"Yer lyin'," Dora said simply and with total conviction. "I knew her too, an' she'd never 'ave forced 'im into marryin' 'er. That don't make no sense at all. She never loved 'im. She'd no time for men. She wanted to be a doctor, Gawd 'elp 'er! She'd no chance-no woman 'as, 'owever good she is. If you'd really knew 'er, you'd never 'ave said anything so daft."
"I know she didn't want to marry him," Hester agreed. "She wanted him to help her get admittance to a medical school!"
Slowly a terrible understanding filled Dora's face. The light, the element of beauty, left it and was replaced by an agony of disillusion-and then hatred, burning, implacable, corroding hatred.
" 'E used me," she said with total comprehension.
Hester nodded. "And Prudence," she added. "He used her too."
Dora's face puckered. "Yer said 'e's goin' t' get orf?" she asked in a low, grating voice.
"Looks like it at the moment."
"If 'e does, I'll kill 'im meself!"
Looking into her eyes, Hester believed her. The pain she felt would not let her forget. Her idealism had been betrayed, the only thing that had made her precious, given her dignity and belief, had been destroyed. He had mocked the very best in her. She was an ugly woman, coarse and unloved, and she knew it. She had had one value in her own eyes, and now it was gone. Perhaps to have robbed her of it was a sin like murder too.

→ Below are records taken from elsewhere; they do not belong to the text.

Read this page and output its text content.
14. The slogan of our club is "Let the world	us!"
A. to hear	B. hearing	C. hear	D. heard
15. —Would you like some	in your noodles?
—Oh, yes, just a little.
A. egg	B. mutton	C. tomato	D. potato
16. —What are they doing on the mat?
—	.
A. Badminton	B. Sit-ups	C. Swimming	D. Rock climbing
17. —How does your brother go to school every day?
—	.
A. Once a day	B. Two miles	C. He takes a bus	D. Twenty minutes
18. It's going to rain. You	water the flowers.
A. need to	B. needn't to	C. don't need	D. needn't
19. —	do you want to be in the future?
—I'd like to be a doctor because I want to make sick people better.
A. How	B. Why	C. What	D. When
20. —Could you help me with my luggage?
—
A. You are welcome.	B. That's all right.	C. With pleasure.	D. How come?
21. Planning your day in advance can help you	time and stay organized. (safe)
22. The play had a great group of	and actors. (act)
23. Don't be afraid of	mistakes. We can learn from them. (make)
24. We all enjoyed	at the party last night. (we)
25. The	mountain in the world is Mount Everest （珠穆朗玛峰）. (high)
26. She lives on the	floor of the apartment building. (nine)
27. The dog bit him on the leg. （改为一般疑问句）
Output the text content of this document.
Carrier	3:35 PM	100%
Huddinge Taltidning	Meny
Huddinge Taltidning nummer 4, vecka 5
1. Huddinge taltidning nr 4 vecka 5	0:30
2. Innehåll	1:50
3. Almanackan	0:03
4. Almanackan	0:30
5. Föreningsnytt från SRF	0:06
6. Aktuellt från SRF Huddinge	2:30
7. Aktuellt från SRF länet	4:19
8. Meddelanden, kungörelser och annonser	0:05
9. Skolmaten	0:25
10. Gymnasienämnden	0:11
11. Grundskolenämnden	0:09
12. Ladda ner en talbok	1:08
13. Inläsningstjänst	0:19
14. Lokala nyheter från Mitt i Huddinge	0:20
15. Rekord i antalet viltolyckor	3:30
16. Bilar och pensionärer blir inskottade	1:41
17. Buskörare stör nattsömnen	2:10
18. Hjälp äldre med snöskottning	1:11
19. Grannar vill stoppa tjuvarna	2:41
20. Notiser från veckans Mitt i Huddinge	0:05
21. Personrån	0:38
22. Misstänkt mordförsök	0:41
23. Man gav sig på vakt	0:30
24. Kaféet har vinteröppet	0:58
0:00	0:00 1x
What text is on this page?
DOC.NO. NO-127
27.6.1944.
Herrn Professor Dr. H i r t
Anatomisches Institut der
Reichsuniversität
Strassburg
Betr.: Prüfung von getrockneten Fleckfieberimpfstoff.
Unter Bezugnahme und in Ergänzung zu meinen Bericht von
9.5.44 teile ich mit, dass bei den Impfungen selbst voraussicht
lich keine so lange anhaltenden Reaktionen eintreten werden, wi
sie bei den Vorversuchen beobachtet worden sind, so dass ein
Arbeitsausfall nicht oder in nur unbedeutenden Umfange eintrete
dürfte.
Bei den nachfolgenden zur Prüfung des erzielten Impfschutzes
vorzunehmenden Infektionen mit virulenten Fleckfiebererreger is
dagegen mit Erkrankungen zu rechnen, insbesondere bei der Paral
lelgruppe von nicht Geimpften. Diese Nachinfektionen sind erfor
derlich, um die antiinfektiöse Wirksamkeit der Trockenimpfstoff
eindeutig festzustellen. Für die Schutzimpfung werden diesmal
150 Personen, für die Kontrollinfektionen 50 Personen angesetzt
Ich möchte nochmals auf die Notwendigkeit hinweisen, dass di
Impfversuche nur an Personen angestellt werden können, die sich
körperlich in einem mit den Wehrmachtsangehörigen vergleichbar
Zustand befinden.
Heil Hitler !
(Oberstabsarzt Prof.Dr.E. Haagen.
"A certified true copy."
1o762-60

"You can do better than that," Hester said without thinking, putting her hand on Dora's great arm, and with a shock feeling the power of the rocklike muscle. She swallowed her fear. "You can get him hanged," she urged. "That would be a much more exquisite death-and he would know it was you who did it. If you kill him, he will be a martyr. The world will think he was innocent, and you guilty. And
" 'Ow?" Dora said simply.
"Tell me all you know."
"They won't believe me. Not against "im!" Again the rage suffused her face. "Yer dreamin'. No-my way's better. It's sure. Yours ain't."
"It could be," Hester insisted. "You must know something of value."
"Like what? They in't goin' ter believe me. I'm nobody." There was a wealth of bitterness in her last words, as if all the abyss of worthlessness had conquered her and she saw the light fading out of her reach with utter certainty.
"What about all the patients?" Hester said desperately. "How did they know to come to him? It isn't something he would tell people."
" 'Course not! But I dunno 'oo got 'em fer 'im."
"Are you sure? Think hard! Maybe you saw something or heard something. How long has he been doing it?"
"Oh, years! Ever since 'e did it for Lady Ross Gilbert. She were the first." Her face lit with sudden, harsh amusement, as if she had not even heard Hester's sudden, indrawn breath. "What a thing that were. She were well on-five months or more, and in such a state-beside herself she were. She'd just come back in a boat from the Indies-that would be why she was so far gorn." She let out a low rumble of laughter, her face twisted in a sneer of contempt. "Black, it were-poor little sod! I saw it plain- like a real baby. Arms an' legs an' 'ead an' all." Tears filled her eyes and her face was soft and sad with memory. "Fan- made me sick to see it took away like that. But black as yer 'at it'd 'ave been. No wonder she din't want it! 'Er 'usband'd 'ave turned her out, and all London'd 'ave thrown up their 'ands in 'orror in public-and laughed theirselves sick be'ind their doors arterwards."
Hester too was amazed and sick and grieved for a helpless life, unwanted and disposed of before it began.
Without any explanation she knew Dora's contempt was not that the child was black but that Berenice had got rid of it for that reason, and it was mixed with her sense of loss for what was so plainly a human being on the brink of form and life. Anger was the only way she knew to defuse the horror and the pity. She had no children herself, and probably never would have. What emotions must have racked her to see the growing infant, so nearly complete, and dispose of it like a tumor into the rubbish. For a few moments she and Dora shared a feeling as totally as if their paths through life had been matched step for step.
"But I dunno 'oo sends women to 'im," Dora said angrily, breaking the mood. "Maybe if you can find some of them, they'll tell yer, but don't count on it! They in't goin' ter say anything." Now she was twisted with anger again. "You put 'em in court an' they'll lie their 'eads off before they'll admit they done such a thing. Poor women might not-but the rich ones will. Poor women's afraid o' 'avin more kids they can't feed. Rich ones is afraid 'o the shame."